Deep Embedded Clustering, originally by Xie et al. and in a question on CV as well, assigns cluster memberships with a $$t$$-distribution, hardens them with a second power, and computes the KL divergence to optimise centroids and data representation in the latent layer of an autoencoder. My question is simply this: is it appropriate to use KL divergence in this situation, given that the variables are dependent and sum to any positive integer, not just one? Let me expand a bit more.

KL divergence can be interpreted as the dissimilarity of two distributions, $$Q$$ and $$P$$, where the entropy of their probability density function is compared: $$\text{KL}(P||Q) = \sum_{x\in X} P(x)\log\frac{P(x)}{Q(x)}$$ However, in the article Xie et al. use it with fuzzy cluster assignments. For example with two data points and two centroids, a matrix of cluster assignments $$Q$$ and the hardened assignments $$P$$ could look like this: $$Q=\begin{bmatrix}0.8&0.3\\0.2&0.7\end{bmatrix}\quad P=\begin{bmatrix}0.9&0.2\\0.1&0.8\end{bmatrix}$$ where the columns of the matrices represent data points belonging to clusters as rows. The columns are normalised to sum to 1. The hardening relates to the optimisation task, but it's not important here. What's important is that we have two different assignments for the same data.

Xie et al. proceed to calculate the KL divergence from $$Q$$ and $$P$$. The output is certainly valid, reflecting the dissimilarity of the assignments. However, as I stated above, I'm suspicious. Two things concern me:

• Dependent variables: as the assignments of each data point are normalised, the variables are dependent. Does this affect the calculation?
• Not a proper probability density function: the values sum to the number of data points instead of 1. Does the distribution need to be always normalised to 1?

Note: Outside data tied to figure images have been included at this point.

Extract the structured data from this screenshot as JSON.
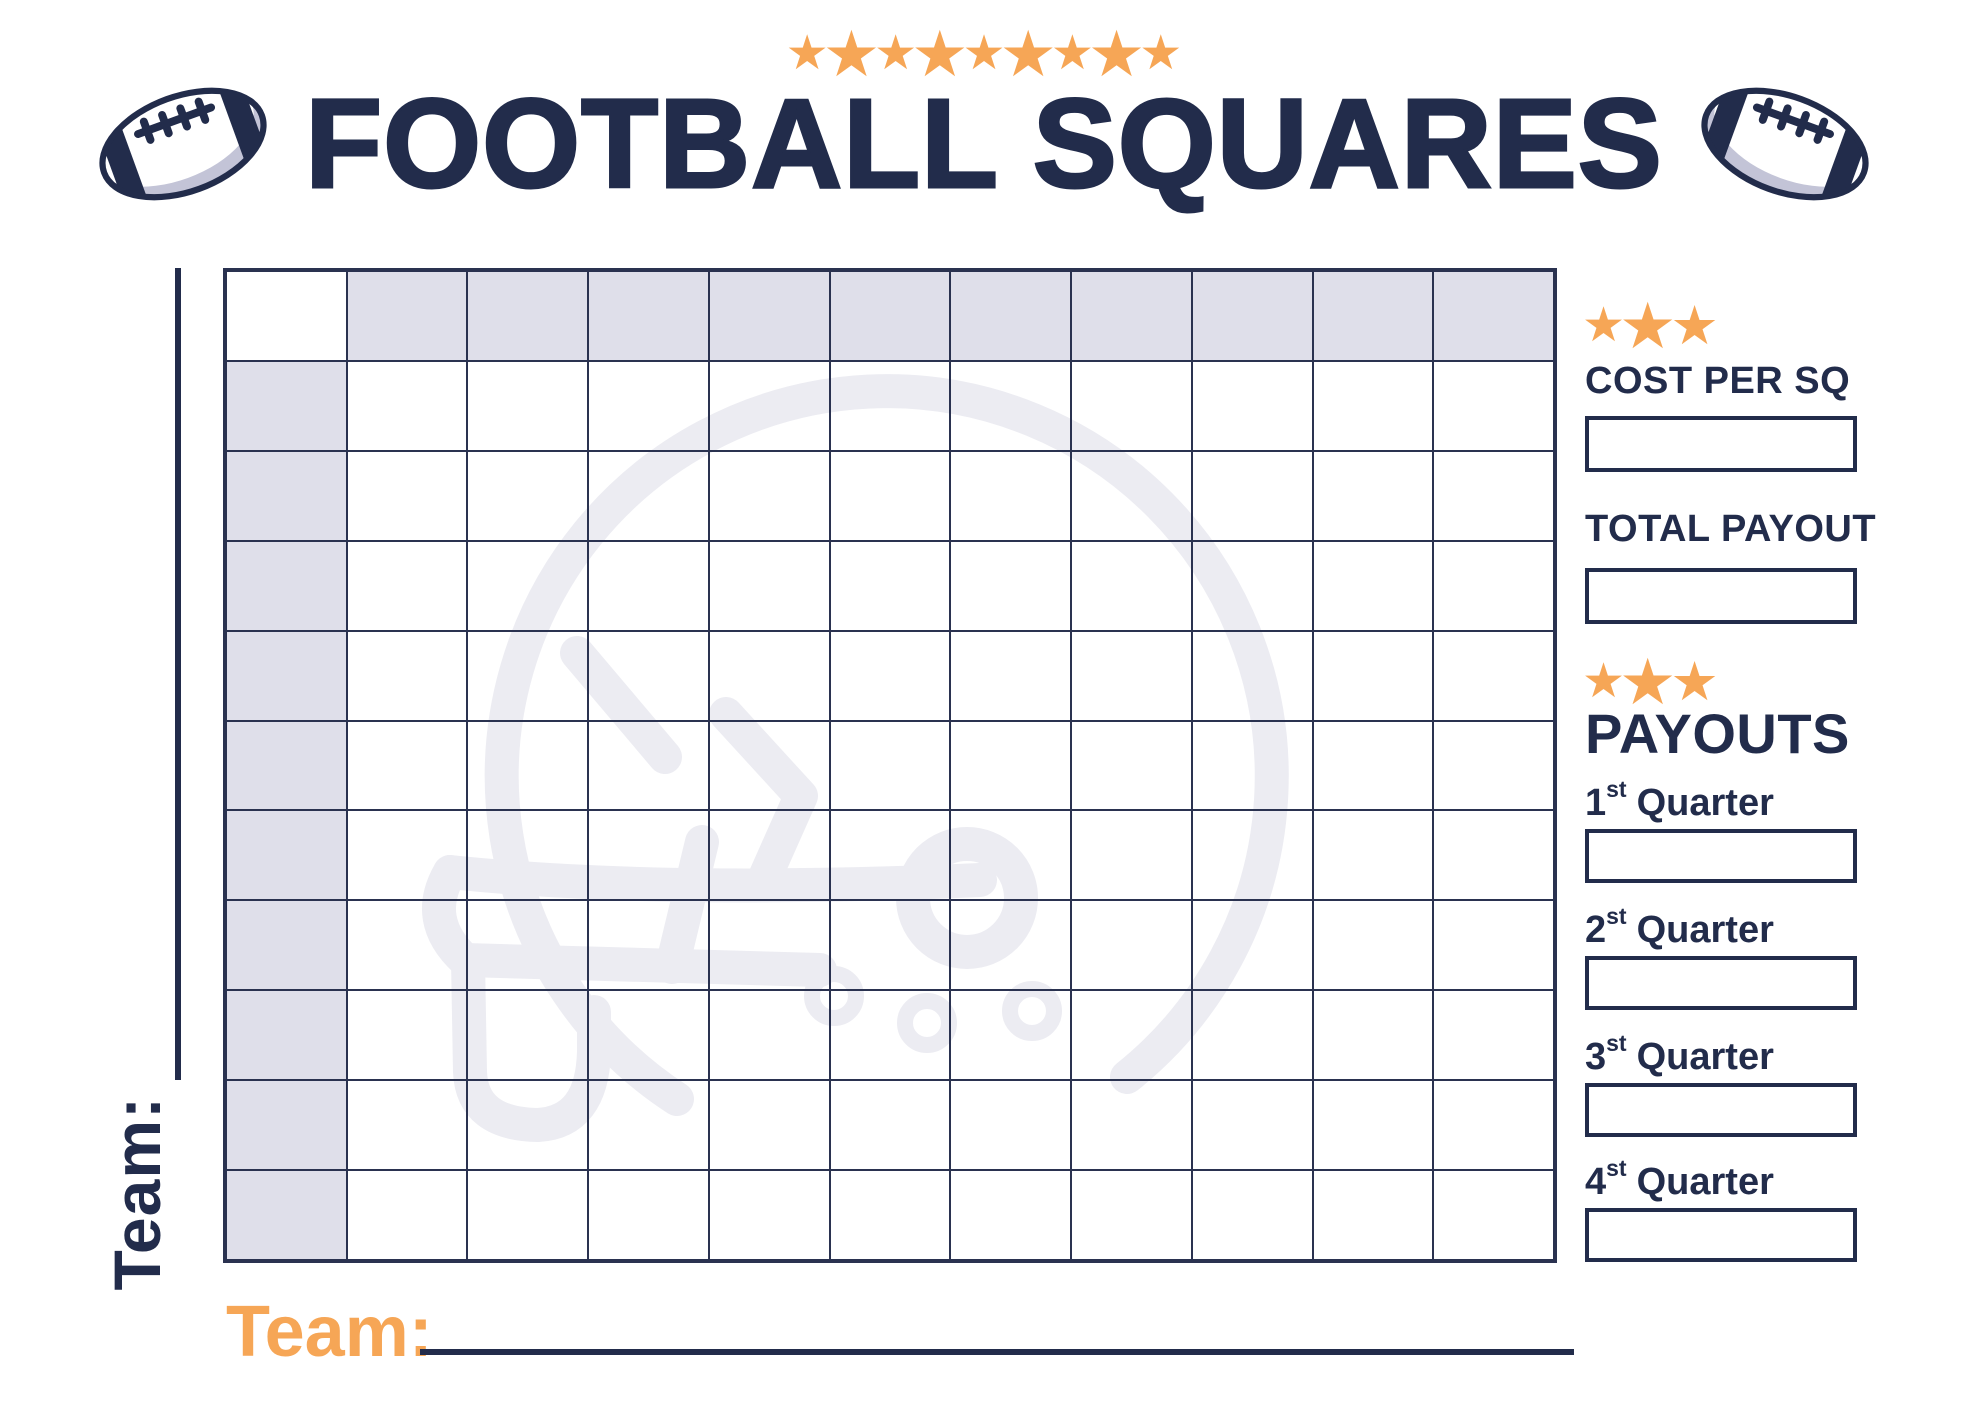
{
  "page": {
    "title": "FOOTBALL SQUARES"
  },
  "icons": {
    "star": "★",
    "football_left": "football-icon",
    "football_right": "football-icon",
    "helmet_watermark": "football-helmet-watermark"
  },
  "header": {
    "stars_pattern": [
      "s",
      "l",
      "s",
      "l",
      "s",
      "l",
      "s",
      "l",
      "s"
    ]
  },
  "teams": {
    "left_label": "Team:",
    "bottom_label": "Team:"
  },
  "grid": {
    "rows": 11,
    "cols": 11,
    "note_shaded": "top header row and left header column shaded, corner white",
    "header_fill": "#DFDFEA"
  },
  "sidebar": {
    "stars_pattern": [
      "s",
      "l",
      "m"
    ],
    "cost_label": "COST PER SQ",
    "cost_value": "",
    "total_label": "TOTAL PAYOUT",
    "total_value": "",
    "payouts_label": "PAYOUTS",
    "quarters": [
      {
        "num": "1",
        "suffix": "st",
        "word": "Quarter",
        "value": ""
      },
      {
        "num": "2",
        "suffix": "st",
        "word": "Quarter",
        "value": ""
      },
      {
        "num": "3",
        "suffix": "st",
        "word": "Quarter",
        "value": ""
      },
      {
        "num": "4",
        "suffix": "st",
        "word": "Quarter",
        "value": ""
      }
    ]
  },
  "colors": {
    "navy": "#222C4B",
    "grid_line": "#2A3250",
    "orange": "#F6A656",
    "shaded_cell": "#DFDFEA",
    "watermark": "#ECECF2",
    "football_shadow": "#C3C4D7"
  }
}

I think using $$\text{KL}$$ is appropriate here.
Normalising the distributions again would amount to multiplying them both with some value. Let's see it through in the $$\text{KL}$$ formula. $$\text{KL}(cP||cQ) = \sum_{x\in X} cP(x)\log\frac{cP(x)}{cQ(x)} = c\sum_{x\in X} P(x)\log\frac{P(x)}{Q(x)}$$ So turns out that the factor just scales the overall value of $$\text{KL}$$, having no practical effect in the optimisation process. Though scaling could be done just to be pedantic.